I’m sure that you, like me, have seen
some many infinity articles on how the coronavirus outbreak will forever change, well, everything (example).
I’ve linked to a couple of these in recent linkfests (for instance), noting a couple of problems that many of these articles share (and I’m not the only one to notice). One is recency bias: assuming that whatever changes have happened recently are going to be permanent. As Kieran Healy pointed out on Twitter, that’s like somebody in WW II London predicting that everyone will keep living in Underground tunnels after the Blitz ends. The other is wishful thinking: many “predictions” about how the coronavirus will change the world just so happen to line up precisely with how the author has long been predicting, or hoping, that the world will change. “Now more than ever…”, etc.

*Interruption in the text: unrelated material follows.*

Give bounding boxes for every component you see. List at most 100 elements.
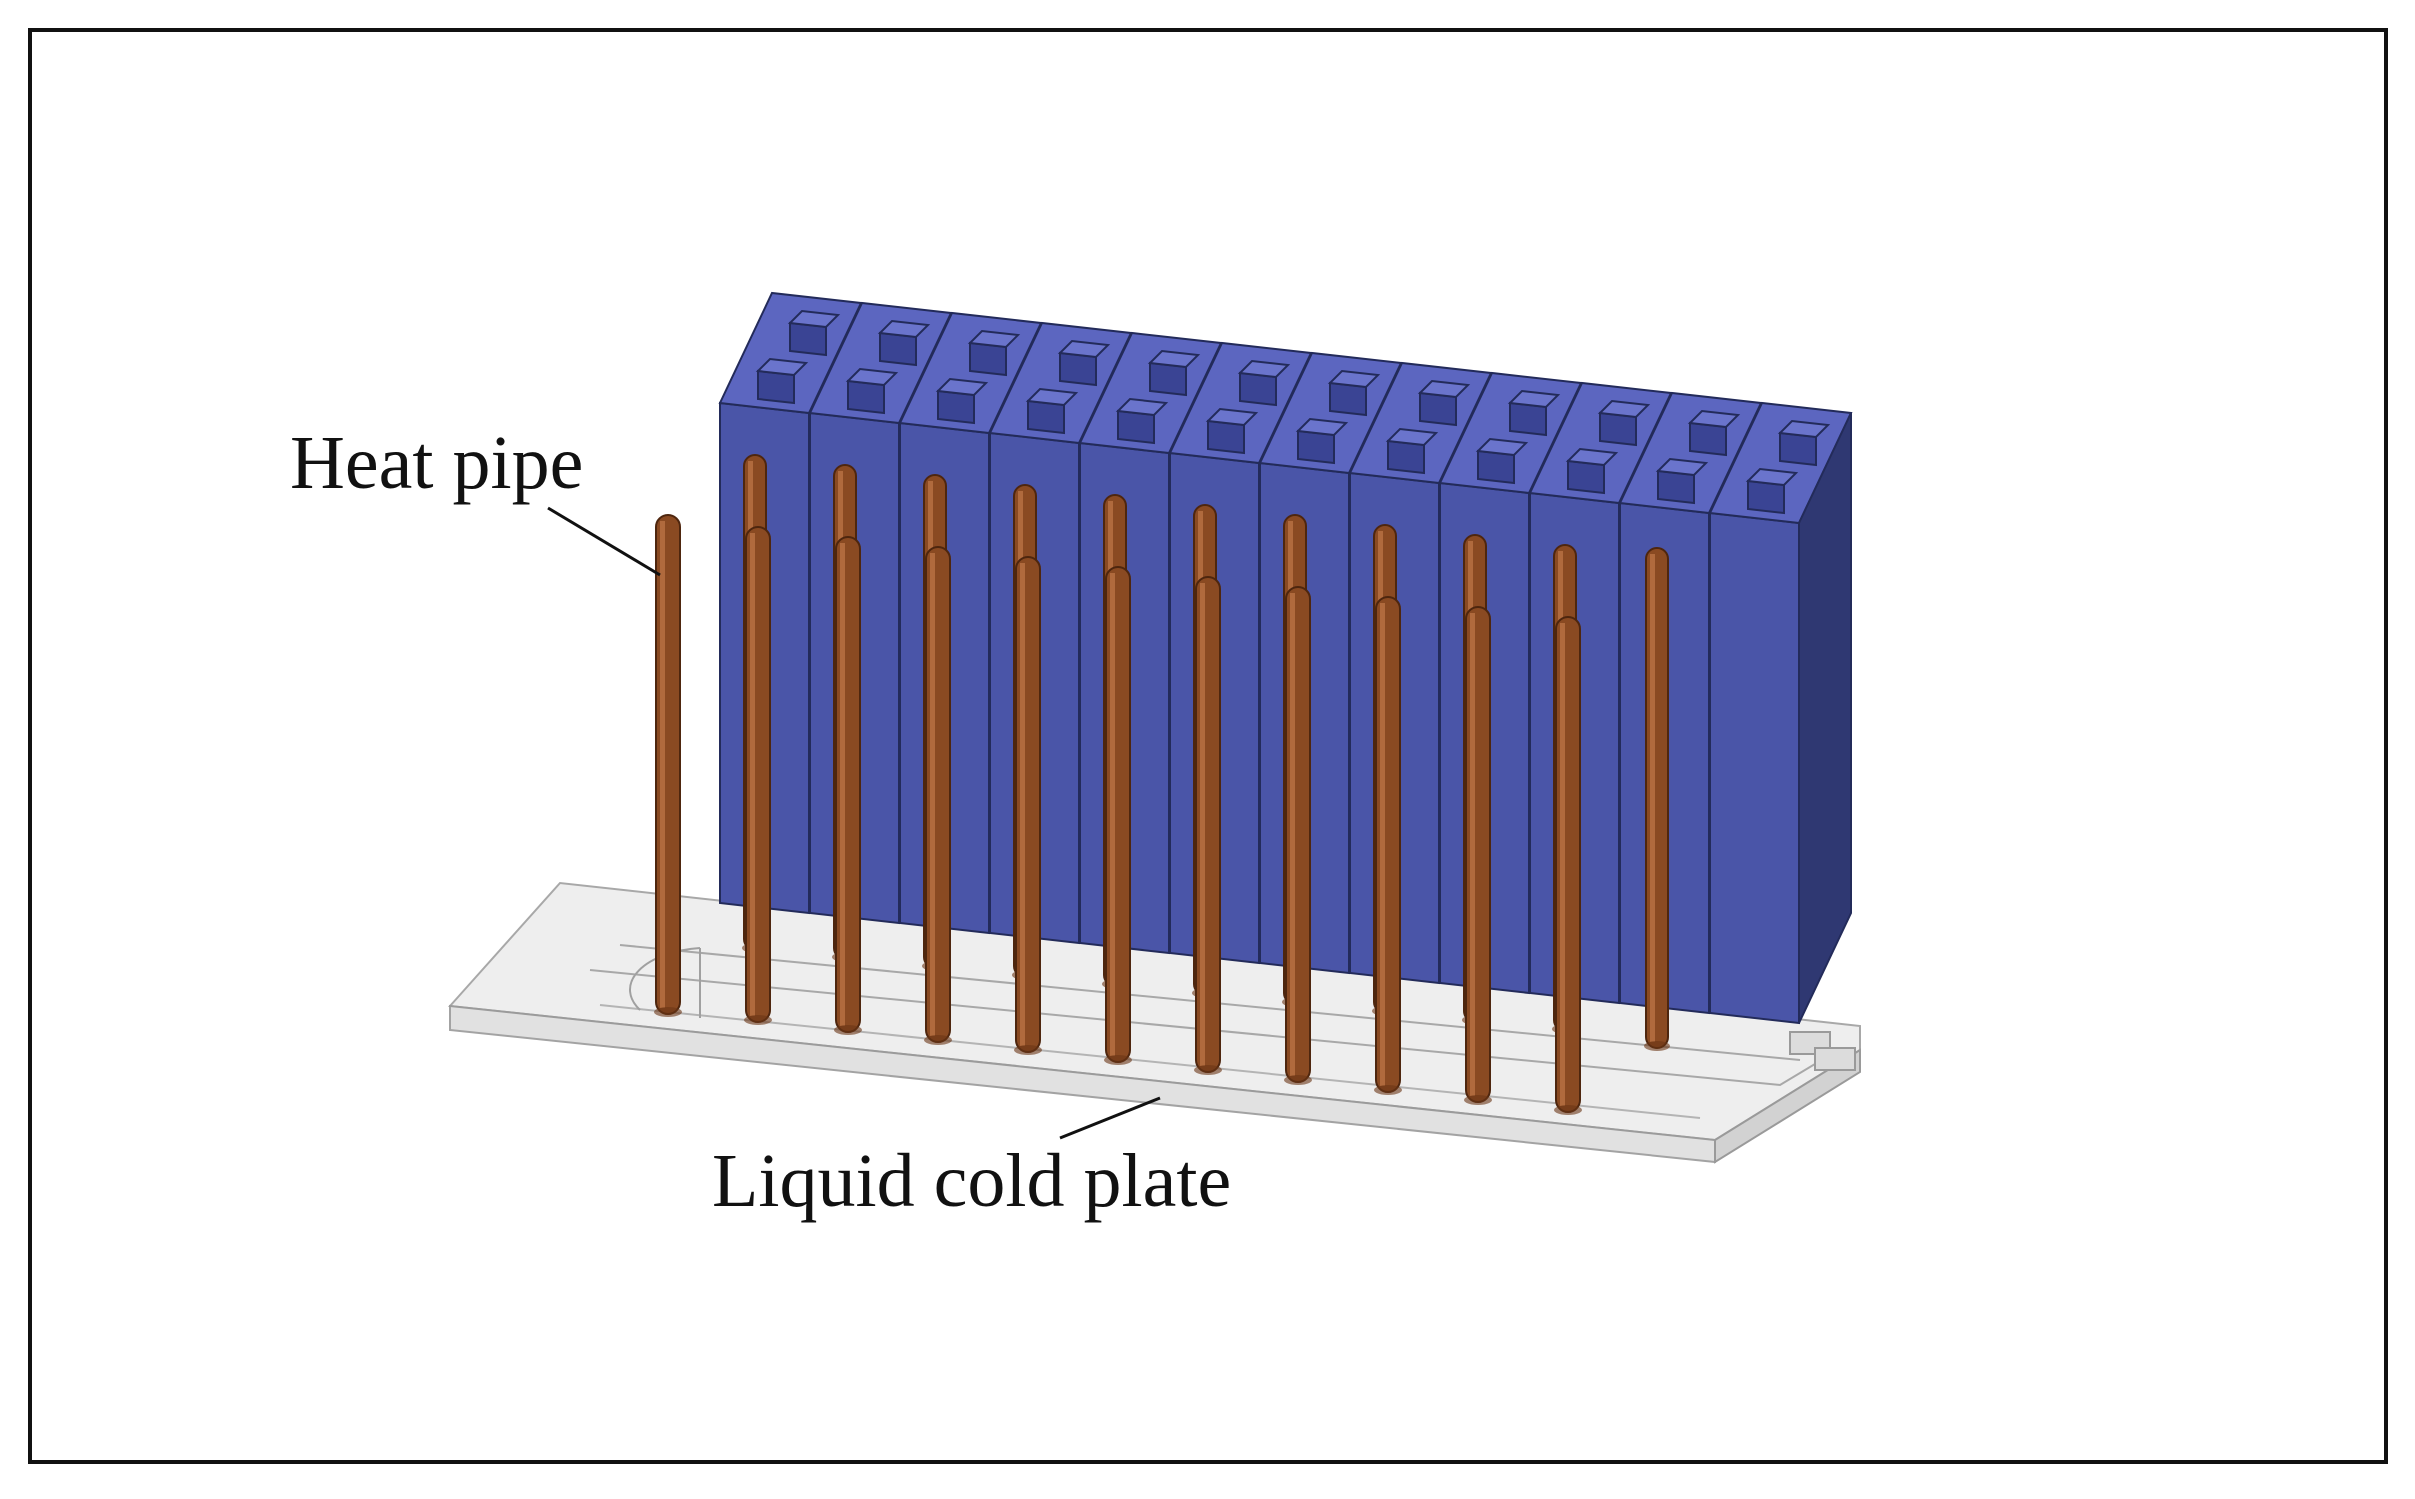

But it would surely be incorrect to assume that everything will go back to being exactly how it would have been in the absence of the pandemic.* And it can be fun, interesting, and sometimes even useful to speculate about the future. Hence my question for you: how, if at all, do you think the coronavirus pandemic will permanently change science and academia?
To kick things off, here are a few of my own tentative thoughts:
- I think it’ll be appreciably more common post-pandemic to invite visiting speakers to give remote seminars. Not just for departmental seminar series; individual lab groups will invite more remote visitors than they used to pre-pandemic. Now, I don’t think everyone’s going to stop flying in visiting speakers post-pandemic. Heck, I’m not even sure that flying in visiting speakers will be appreciably rarer than it was pre-pandemic. But I think remote visiting speakers will become appreciably more common.

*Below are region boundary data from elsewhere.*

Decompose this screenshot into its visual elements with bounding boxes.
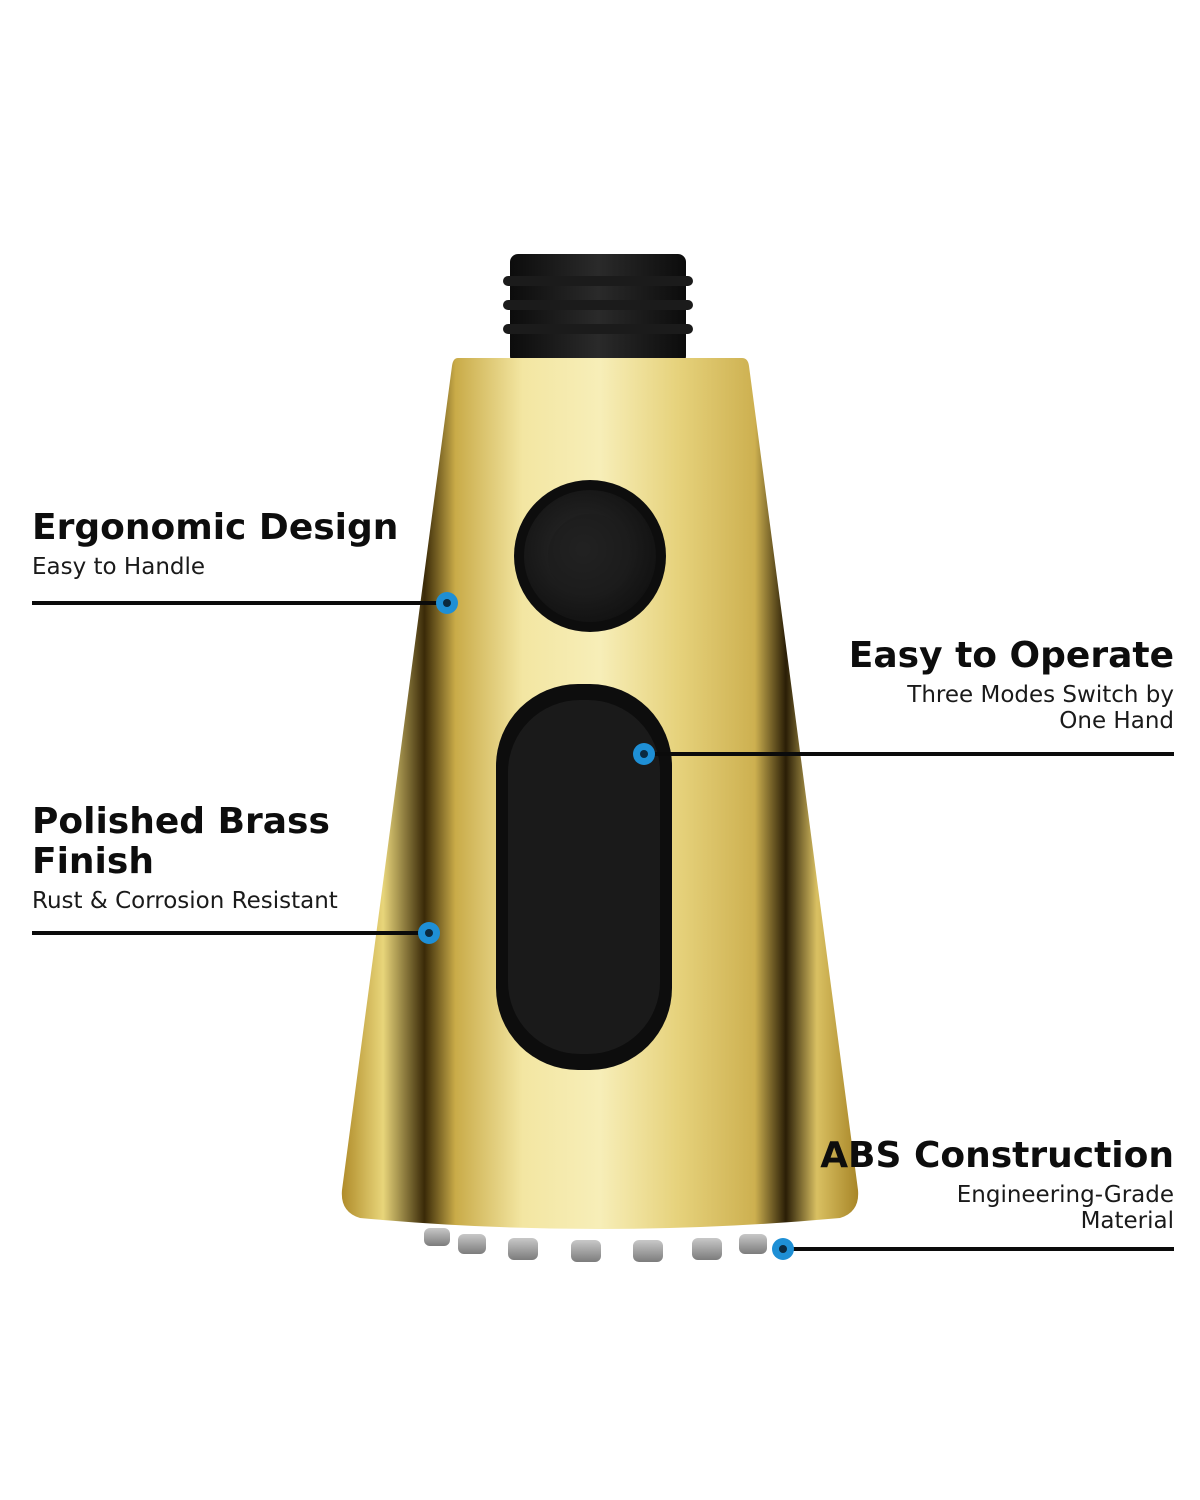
thread-connector	[503, 254, 693, 364]
spray-nozzles	[424, 1228, 767, 1262]
callout-ergonomic-design: Ergonomic Design Easy to Handle	[32, 507, 399, 581]
callout-polished-brass-finish: Polished Brass Finish Rust & Corrosion R…	[32, 801, 338, 915]
spray-trigger-paddle	[496, 684, 672, 1070]
callout-abs-construction: ABS Construction Engineering-Grade Mater…	[820, 1135, 1174, 1235]
callout-easy-to-operate: Easy to Operate Three Modes Switch by On…	[848, 635, 1174, 735]
callout-subtitle: Rust & Corrosion Resistant	[32, 888, 338, 914]
callout-title: Ergonomic Design	[32, 507, 399, 548]
callout-markers	[418, 592, 794, 1260]
callout-subtitle: Easy to Handle	[32, 554, 206, 580]
callout-title: Easy to Operate	[848, 635, 1174, 676]
callout-lines	[32, 601, 1174, 1251]
callout-subtitle: Engineering-Grade Material	[956, 1182, 1174, 1234]
callout-title: Polished Brass Finish	[32, 801, 330, 882]
round-mode-button	[514, 480, 666, 632]
callout-title: ABS Construction	[820, 1135, 1174, 1176]
callout-subtitle: Three Modes Switch by One Hand	[907, 682, 1174, 734]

- I do not think online-only courses are going to be much more prevalent post-pandemic than they were pre-pandemic
- I do not think that in-person scientific conferences are a thing of the past, or even that attendance at them is going to change all that much post-pandemic
- I do not think that, post-pandemic (and post-pandemic-generated-recession), people hired into tenure-track faculty positions are going to have much stronger on-paper qualifications (years of post-Ph.D. experience, # of publications, # of courses taught, etc.). See here if you want to know why I say that.

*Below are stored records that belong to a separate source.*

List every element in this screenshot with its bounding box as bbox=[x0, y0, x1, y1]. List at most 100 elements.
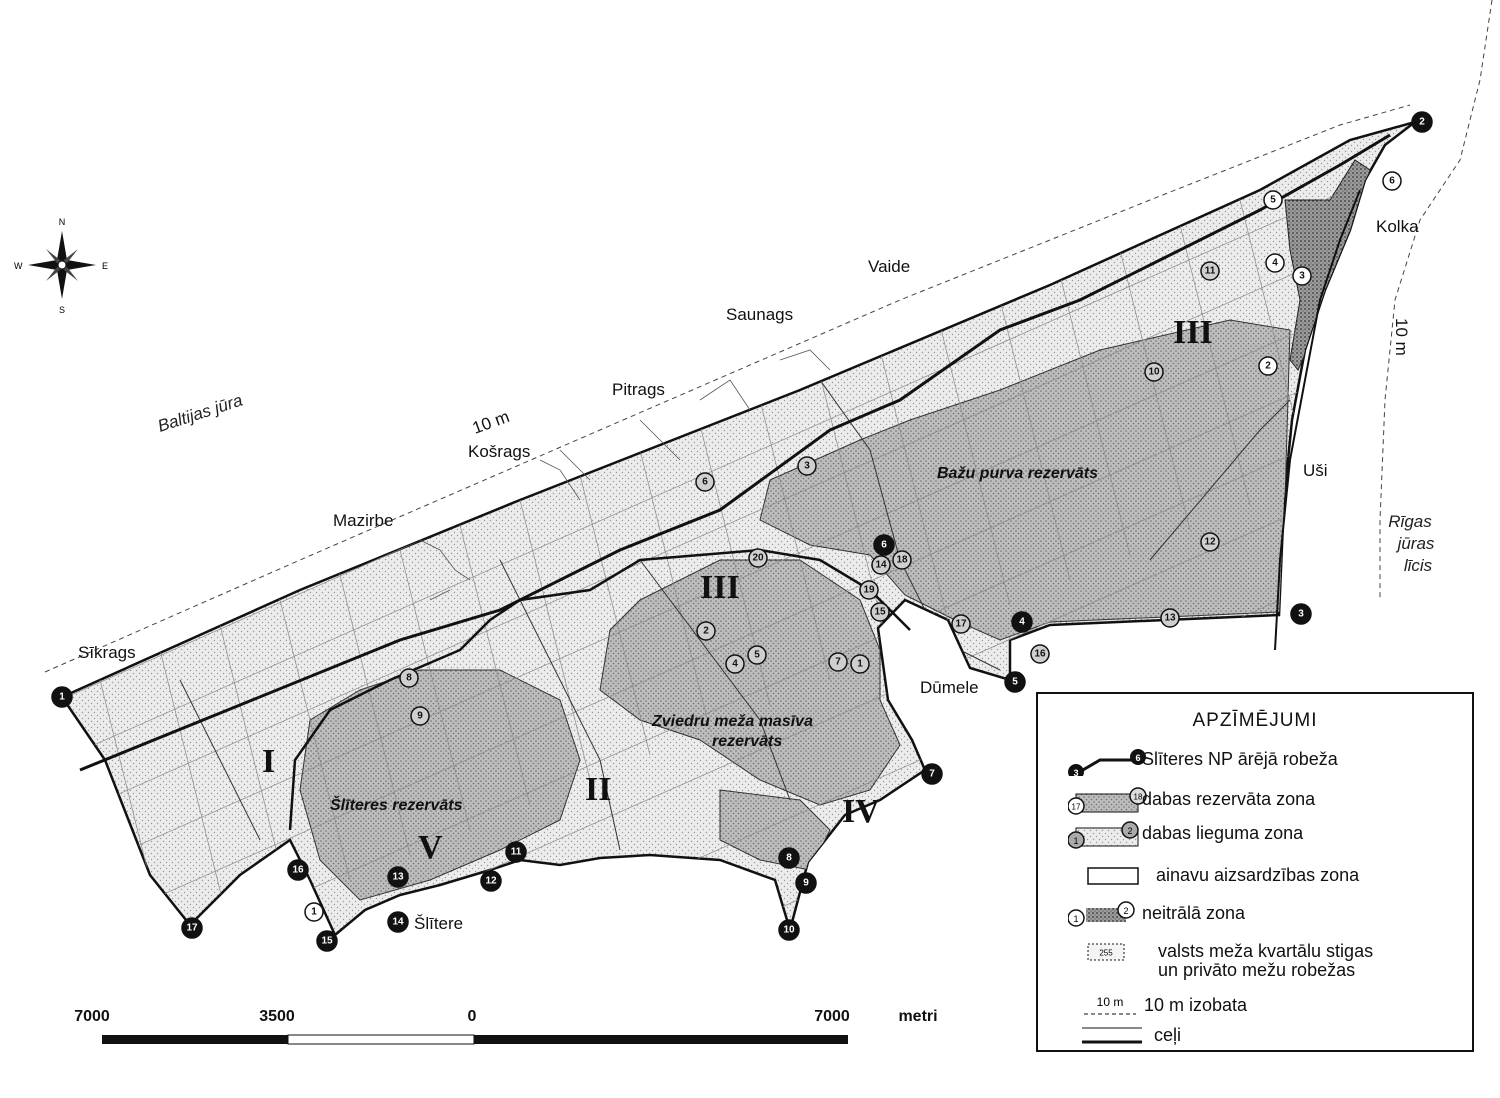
reserve-marker: 11 bbox=[1200, 261, 1220, 281]
legend-label-forest-2: un privāto mežu robežas bbox=[1158, 960, 1356, 980]
reserve-marker: 8 bbox=[399, 668, 419, 688]
legend-row-landscape: ainavu aizsardzības zona bbox=[1038, 862, 1472, 892]
outer-marker: 13 bbox=[387, 866, 409, 888]
svg-text:20: 20 bbox=[752, 553, 764, 564]
zone-label-II: II bbox=[585, 771, 611, 808]
label-gulf-2: jūras bbox=[1396, 534, 1435, 553]
svg-text:13: 13 bbox=[1164, 613, 1176, 624]
zone-label-V: V bbox=[418, 829, 443, 866]
svg-text:9: 9 bbox=[803, 878, 809, 889]
svg-text:5: 5 bbox=[754, 650, 760, 661]
reserve-marker: 2 bbox=[696, 621, 716, 641]
main-road-inland bbox=[288, 548, 911, 831]
svg-text:19: 19 bbox=[863, 585, 875, 596]
reserve-marker: 14 bbox=[871, 555, 891, 575]
label-zviedru-reserve-2: rezervāts bbox=[712, 733, 782, 750]
svg-text:2: 2 bbox=[1127, 826, 1132, 836]
legend-row-roads: ceļi bbox=[1038, 1022, 1472, 1052]
svg-text:7: 7 bbox=[929, 769, 935, 780]
svg-text:16: 16 bbox=[292, 865, 304, 876]
scale-label-3500: 3500 bbox=[259, 1008, 295, 1025]
svg-text:2: 2 bbox=[1419, 117, 1425, 128]
svg-text:6: 6 bbox=[1135, 753, 1140, 763]
outer-marker: 8 bbox=[778, 847, 800, 869]
legend-label-roads: ceļi bbox=[1154, 1025, 1182, 1045]
zone-label-I: I bbox=[262, 743, 275, 780]
reserve-marker: 19 bbox=[859, 580, 879, 600]
svg-text:11: 11 bbox=[511, 847, 522, 858]
reserve-marker: 12 bbox=[1200, 532, 1220, 552]
svg-text:5: 5 bbox=[1012, 677, 1018, 688]
reserve-marker: 9 bbox=[410, 706, 430, 726]
markers-layer: 1234567891011121314151617123456789101112… bbox=[51, 111, 1433, 952]
legend-label-boundary: Slīteres NP ārējā robeža bbox=[1142, 749, 1338, 769]
reserve-marker: 16 bbox=[1030, 644, 1050, 664]
reserve-marker: 5 bbox=[747, 645, 767, 665]
outer-marker: 3 bbox=[1290, 603, 1312, 625]
outer-marker: 6 bbox=[873, 534, 895, 556]
svg-text:12: 12 bbox=[1204, 537, 1216, 548]
outer-marker: 2 bbox=[1411, 111, 1433, 133]
reserve-marker: 15 bbox=[870, 602, 890, 622]
svg-text:10: 10 bbox=[1148, 367, 1160, 378]
svg-text:3: 3 bbox=[1299, 271, 1305, 282]
reserve-marker: 10 bbox=[1144, 362, 1164, 382]
svg-text:4: 4 bbox=[1272, 258, 1278, 269]
neutral-marker: 3 bbox=[1292, 266, 1312, 286]
svg-text:17: 17 bbox=[186, 923, 198, 934]
svg-text:3: 3 bbox=[1298, 609, 1304, 620]
label-dumele: Dūmele bbox=[920, 678, 979, 697]
label-baltic-sea: Baltijas jūra bbox=[155, 391, 244, 436]
outer-marker: 15 bbox=[316, 930, 338, 952]
label-usi: Uši bbox=[1303, 461, 1328, 480]
legend-label-landscape-zone: ainavu aizsardzības zona bbox=[1156, 865, 1360, 885]
restricted-zone-symbol-icon: 1 2 bbox=[1068, 821, 1139, 849]
svg-text:6: 6 bbox=[881, 540, 887, 551]
legend-row-isobath: 10 m 10 m izobata bbox=[1038, 992, 1472, 1022]
svg-text:15: 15 bbox=[874, 607, 886, 618]
label-mazirbe: Mazirbe bbox=[333, 511, 393, 530]
label-zviedru-reserve-1: Zviedru meža masīva bbox=[651, 713, 813, 730]
outer-marker: 4 bbox=[1011, 611, 1033, 633]
svg-text:6: 6 bbox=[1389, 176, 1395, 187]
legend-label-restricted-zone: dabas lieguma zona bbox=[1142, 823, 1304, 843]
scale-label-0: 0 bbox=[468, 1008, 477, 1025]
scale-label-7000-left: 7000 bbox=[74, 1008, 110, 1025]
legend-row-restricted: 1 2 dabas lieguma zona bbox=[1038, 820, 1472, 850]
label-isobath-10m: 10 m bbox=[470, 407, 512, 438]
svg-text:1: 1 bbox=[59, 692, 65, 703]
label-pitrags: Pitrags bbox=[612, 380, 665, 399]
outer-marker: 5 bbox=[1004, 671, 1026, 693]
scale-bar: 7000 3500 0 7000 metri bbox=[74, 1008, 938, 1045]
svg-text:17: 17 bbox=[1072, 803, 1081, 812]
label-kosrags: Košrags bbox=[468, 442, 530, 461]
svg-text:9: 9 bbox=[417, 711, 423, 722]
neutral-marker: 4 bbox=[1265, 253, 1285, 273]
label-gulf-3: līcis bbox=[1404, 556, 1433, 575]
outer-marker: 7 bbox=[921, 763, 943, 785]
svg-text:17: 17 bbox=[955, 619, 967, 630]
reserve-zone-zviedru bbox=[599, 559, 901, 806]
legend-label-reserve-zone: dabas rezervāta zona bbox=[1142, 789, 1316, 809]
isobath-line-baltic bbox=[44, 104, 1411, 673]
reserve-marker: 1 bbox=[850, 654, 870, 674]
reserve-zone-symbol-icon: 17 18 bbox=[1068, 787, 1147, 815]
compass-rose-icon: N S E W bbox=[14, 217, 108, 315]
neutral-marker: 6 bbox=[1382, 171, 1402, 191]
svg-text:16: 16 bbox=[1034, 649, 1046, 660]
neutral-marker: 5 bbox=[1263, 190, 1283, 210]
zone-label-III-north: III bbox=[1173, 314, 1213, 351]
svg-text:12: 12 bbox=[485, 876, 497, 887]
compass-s: S bbox=[59, 305, 65, 315]
zone-label-III-south: III bbox=[700, 569, 740, 606]
outer-marker: 1 bbox=[51, 686, 73, 708]
main-road-coastal bbox=[79, 133, 1391, 772]
svg-text:8: 8 bbox=[406, 673, 412, 684]
svg-text:18: 18 bbox=[1134, 793, 1143, 802]
landscape-zone-symbol-icon bbox=[1087, 867, 1139, 885]
legend-label-isobath: 10 m izobata bbox=[1144, 995, 1248, 1015]
svg-text:1: 1 bbox=[311, 907, 317, 918]
label-kolka: Kolka bbox=[1376, 217, 1419, 236]
main-road-east bbox=[1274, 189, 1361, 651]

The common thread among the first three predictions is that I think things that people have been nudged/forced to do because of the pandemic, that they’ve discovered that they like for pandemic-independent reasons, are likely to persist in the long term after the pandemic. Other things that people have been nudged/forced to do because of the pandemic seem much less likely to be permanent.
But what do I know? I don’t have a crystal ball! Looking forward to reading your thoughts in the comments.
*Though if forced to choose between “the pandemic will change nothing” and “the pandemic will change everything”, I’d pick the former as much closer to the truth.